“Here you all are, hard at work,” exclaimed he, in his usual hearty manner, accepting at the same time the chair offered to him by Esther.
“Come, now,” continued he, “lay aside your work and newspapers, for I have great news to communicate.”
“Indeed, what is it?—what can it be?” cried the three females, almost in a breath; “do let us hear it!”
“Oh,” said Mr. Walters, in a provokingly slow tone, “I don’t think I’ll tell you to-night; it may injure your rest; it will keep till to-morrow.”
“Now, that is always the way with Mr. Walters,” said Caddy, pettishly; “he always rouses one’s curiosity, and then refuses to gratify it;—he is so tantalizing sometimes!”
“I’ll tell you this much,” said he, looking slily at Caddy, “it is connected with a gentleman who had the misfortune to be taken for a beggar, and who was beaten over the head in consequence by a young lady of my acquaintance.”
“Now, father has been telling you that,” exclaimed Caddy, looking confused, “and I don’t thank him for it either; I hear of that everywhere I go—even the Burtons know of it.”
Mr. Walters now looked round the room, as though he missed some one, and finally exclaimed, “Where is Charlie? I thought I missed somebody—where is my boy?”
“We have put him out to live at Mrs. Thomas’s,” answered Mrs. Ellis, hesitatingly, for she knew Mr. Walters’ feelings respecting the common practice of sending little coloured boys to service. “It is a very good place for him,” continued she—“a most excellent place.”
“That is too bad,” rejoined Mr. Walters—“too bad; it is a shame to make a servant of a bright clever boy like that. Why, Ellis, man, how came you to consent to his going? The boy should be at school. It really does seem to me that you people who have good and smart boys take the very course to ruin them. The worst thing you can do with a boy of his age is to put him at service.

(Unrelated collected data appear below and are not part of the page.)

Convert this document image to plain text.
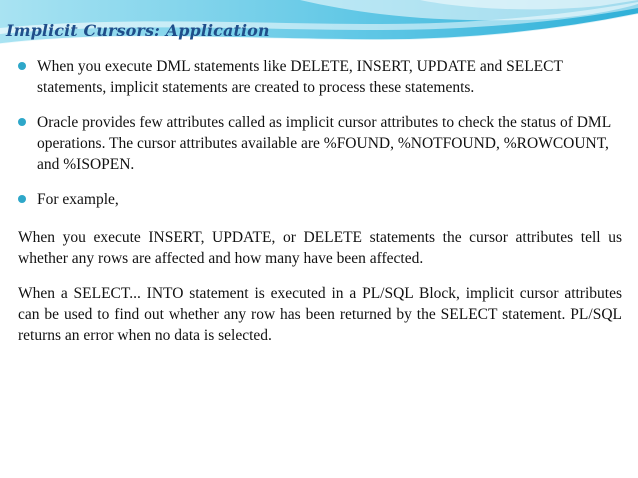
Implicit Cursors: Application
When you execute DML statements like DELETE, INSERT, UPDATE and SELECT statements, implicit statements are created to process these statements.
Oracle provides few attributes called as implicit cursor attributes to check the status of DML operations. The cursor attributes available are %FOUND, %NOTFOUND, %ROWCOUNT, and %ISOPEN.
For example,

When you execute INSERT, UPDATE, or DELETE statements the cursor attributes tell us whether any rows are affected and how many have been affected.

When a SELECT... INTO statement is executed in a PL/SQL Block, implicit cursor attributes can be used to find out whether any row has been returned by the SELECT statement. PL/SQL returns an error when no data is selected.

Once get a boy into the habit of working for a stipend, and, depend upon it, when he arrives at manhood, he will think that if he can secure so much a month for the rest of his life he will be perfectly happy. How would you like him to be a subservient old numskull, like that old Robberts of theirs?”
Here Esther interrupted Mr. Walters by saying, “I am very glad to hear you express yourself in that manner, Mr. Walters—very glad. Charlie is such a bright, active little fellow; I hate to have him living there as a servant. And he dislikes it, too, as much as any one can. I do wish mother would take him away.”
“Hush, Esther,” said her mother, sharply; “your mother lived at service, and no one ever thought the worse of her for it.”
Esther looked abashed, and did not attempt to say anything farther.